One wonders if making these changes to the default version of the configuration file would drive this stuff in automagically.  Might just research that some day.

Web — permalinks in WordPress sites

WordPress has the ability to change the format of the URLs for posts and pages from the ugly PHP link to a prettier “permalink” structure.  Apache needed to be tweaked in Snow Leopard to make this work right, and it still does in Lion.  Here’s how.

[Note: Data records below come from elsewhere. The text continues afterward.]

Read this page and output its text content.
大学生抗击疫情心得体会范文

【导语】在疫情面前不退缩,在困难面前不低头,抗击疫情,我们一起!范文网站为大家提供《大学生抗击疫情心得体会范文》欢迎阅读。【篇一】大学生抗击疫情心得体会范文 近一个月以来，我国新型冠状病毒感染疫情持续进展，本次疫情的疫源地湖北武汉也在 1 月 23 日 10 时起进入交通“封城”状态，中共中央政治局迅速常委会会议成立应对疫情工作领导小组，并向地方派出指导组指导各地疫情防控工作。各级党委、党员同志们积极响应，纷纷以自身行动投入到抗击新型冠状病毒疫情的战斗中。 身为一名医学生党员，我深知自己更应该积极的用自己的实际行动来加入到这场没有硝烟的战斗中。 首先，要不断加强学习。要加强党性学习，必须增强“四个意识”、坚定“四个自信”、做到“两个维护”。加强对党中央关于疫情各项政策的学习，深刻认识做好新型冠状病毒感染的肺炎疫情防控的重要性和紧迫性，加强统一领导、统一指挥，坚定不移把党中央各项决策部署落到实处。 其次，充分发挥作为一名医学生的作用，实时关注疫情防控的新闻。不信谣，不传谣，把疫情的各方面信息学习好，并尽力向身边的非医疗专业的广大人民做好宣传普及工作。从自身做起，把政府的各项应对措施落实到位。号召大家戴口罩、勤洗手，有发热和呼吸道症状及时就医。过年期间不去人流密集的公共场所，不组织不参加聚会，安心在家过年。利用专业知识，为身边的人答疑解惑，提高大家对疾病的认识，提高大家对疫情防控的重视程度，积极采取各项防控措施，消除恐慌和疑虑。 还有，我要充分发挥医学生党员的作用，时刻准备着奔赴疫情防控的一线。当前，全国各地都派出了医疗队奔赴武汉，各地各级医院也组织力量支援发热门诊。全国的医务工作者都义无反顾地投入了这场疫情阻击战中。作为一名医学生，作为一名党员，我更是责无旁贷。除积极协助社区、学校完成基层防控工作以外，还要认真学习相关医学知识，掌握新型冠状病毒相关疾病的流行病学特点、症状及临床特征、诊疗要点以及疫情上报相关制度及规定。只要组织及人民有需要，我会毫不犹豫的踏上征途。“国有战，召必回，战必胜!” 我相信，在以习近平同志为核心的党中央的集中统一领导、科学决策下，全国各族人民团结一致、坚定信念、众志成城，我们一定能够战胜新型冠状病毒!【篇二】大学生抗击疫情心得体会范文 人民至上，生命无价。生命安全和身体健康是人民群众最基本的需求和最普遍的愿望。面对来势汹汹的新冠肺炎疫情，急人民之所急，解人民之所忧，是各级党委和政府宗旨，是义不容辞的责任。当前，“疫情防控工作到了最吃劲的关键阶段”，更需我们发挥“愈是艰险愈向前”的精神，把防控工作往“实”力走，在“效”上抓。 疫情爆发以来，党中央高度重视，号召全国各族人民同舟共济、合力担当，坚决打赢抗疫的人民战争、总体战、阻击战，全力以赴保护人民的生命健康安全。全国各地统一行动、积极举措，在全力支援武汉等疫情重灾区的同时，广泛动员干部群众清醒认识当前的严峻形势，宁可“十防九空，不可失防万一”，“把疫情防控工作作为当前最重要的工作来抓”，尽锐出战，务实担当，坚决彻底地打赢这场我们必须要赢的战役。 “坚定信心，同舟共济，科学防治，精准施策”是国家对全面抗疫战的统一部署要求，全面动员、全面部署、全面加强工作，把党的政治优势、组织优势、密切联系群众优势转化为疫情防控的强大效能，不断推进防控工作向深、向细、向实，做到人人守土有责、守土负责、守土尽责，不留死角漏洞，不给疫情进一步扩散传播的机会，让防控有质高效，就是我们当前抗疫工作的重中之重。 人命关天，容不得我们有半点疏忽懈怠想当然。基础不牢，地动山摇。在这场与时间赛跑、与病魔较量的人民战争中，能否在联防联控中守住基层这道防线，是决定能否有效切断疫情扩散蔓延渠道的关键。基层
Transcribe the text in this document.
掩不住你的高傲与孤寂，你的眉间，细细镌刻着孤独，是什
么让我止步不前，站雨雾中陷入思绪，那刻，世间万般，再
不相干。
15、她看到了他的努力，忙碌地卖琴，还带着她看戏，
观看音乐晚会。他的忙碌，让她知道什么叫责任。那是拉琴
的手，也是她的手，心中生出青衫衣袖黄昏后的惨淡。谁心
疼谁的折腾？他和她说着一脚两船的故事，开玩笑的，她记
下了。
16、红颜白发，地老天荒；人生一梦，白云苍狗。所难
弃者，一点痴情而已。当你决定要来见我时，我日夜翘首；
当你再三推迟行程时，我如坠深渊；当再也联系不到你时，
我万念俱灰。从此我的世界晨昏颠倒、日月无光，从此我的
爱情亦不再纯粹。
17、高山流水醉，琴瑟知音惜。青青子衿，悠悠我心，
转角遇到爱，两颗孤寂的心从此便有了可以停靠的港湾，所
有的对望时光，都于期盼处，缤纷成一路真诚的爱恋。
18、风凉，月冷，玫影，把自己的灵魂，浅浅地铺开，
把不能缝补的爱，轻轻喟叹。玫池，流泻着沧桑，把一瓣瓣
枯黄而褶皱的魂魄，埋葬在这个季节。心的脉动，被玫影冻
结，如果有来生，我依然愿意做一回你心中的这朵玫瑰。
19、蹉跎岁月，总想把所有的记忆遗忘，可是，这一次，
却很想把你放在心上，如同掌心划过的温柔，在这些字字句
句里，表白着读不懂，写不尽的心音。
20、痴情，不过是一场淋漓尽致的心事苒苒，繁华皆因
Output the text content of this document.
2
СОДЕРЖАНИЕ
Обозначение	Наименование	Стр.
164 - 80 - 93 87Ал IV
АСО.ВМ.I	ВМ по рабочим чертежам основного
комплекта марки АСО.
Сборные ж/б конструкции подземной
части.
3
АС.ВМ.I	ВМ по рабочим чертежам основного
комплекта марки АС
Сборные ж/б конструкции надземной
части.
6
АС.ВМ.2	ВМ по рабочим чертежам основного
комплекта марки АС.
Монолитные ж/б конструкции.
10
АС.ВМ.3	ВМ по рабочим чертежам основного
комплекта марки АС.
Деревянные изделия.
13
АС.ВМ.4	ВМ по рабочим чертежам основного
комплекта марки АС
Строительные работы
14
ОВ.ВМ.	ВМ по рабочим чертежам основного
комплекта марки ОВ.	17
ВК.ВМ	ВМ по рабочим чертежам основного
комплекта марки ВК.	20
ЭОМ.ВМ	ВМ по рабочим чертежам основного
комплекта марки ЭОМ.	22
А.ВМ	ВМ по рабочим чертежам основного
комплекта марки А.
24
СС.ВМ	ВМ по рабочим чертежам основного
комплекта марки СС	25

  • The etc/apache2/httpd.conf file needs to be changed (only once, the first time through) so that the “AllowOverride” statement in the “/Library/WebServer/Documents/” section reads “AllowOverride All” (there are several AllowOverride statements in httpd.com — pay attention to which one is being changed).  Note: I’m not sure this step is really required — my testing was a little horked up and I’m too lazy to repeat it to verify
  • Open the site file (etc/apache2/sites/ip-address_port-number_domain-name.conf)
  • Change the statement “AllowOverride None” to “AllowOverride All” in the “Directory” section
  • Create a .htaccess file in the site directory (use Terminal, CD to the site directory, “sudo touch .htaccess”)
  • Change ownership of the .htaccess file to the “_www” user (“sudo chown _www .htaccess”) — this lets WordPress modify the .htaccess file with the permalink rules.
  • Restart the web service in the Server app
  • When all else fails (I had a heck of a time getting the server to write the .htaccess file correctly — although restarting Finder [Apple-menu/Force-quit…/Finder/Restart] may have cured that problem) I manually edit the .htaccess file.   Here’s the code that needs to be in it:
# BEGIN WordPress
<IfModule mod_rewrite.c>
RewriteEngine On
RewriteBase /
RewriteRule ^index\.php$ - [L]
RewriteCond %{REQUEST_FILENAME} !-f
RewriteCond %{REQUEST_FILENAME} !-d
RewriteRule . /index.php [L]
</IfModule>
# END WordPress

Conclusion

Well, none of this is real tough — so I think I’m about ready to start moving stuff over to the Lion environment.  I’ll probably wind up running it under a virtual machine until I’ve converted everything.  Then I’ll explore moving it out of the virtual machine back into a native Lion install on my tiny little server.  Or maybe not.  That’s for another day.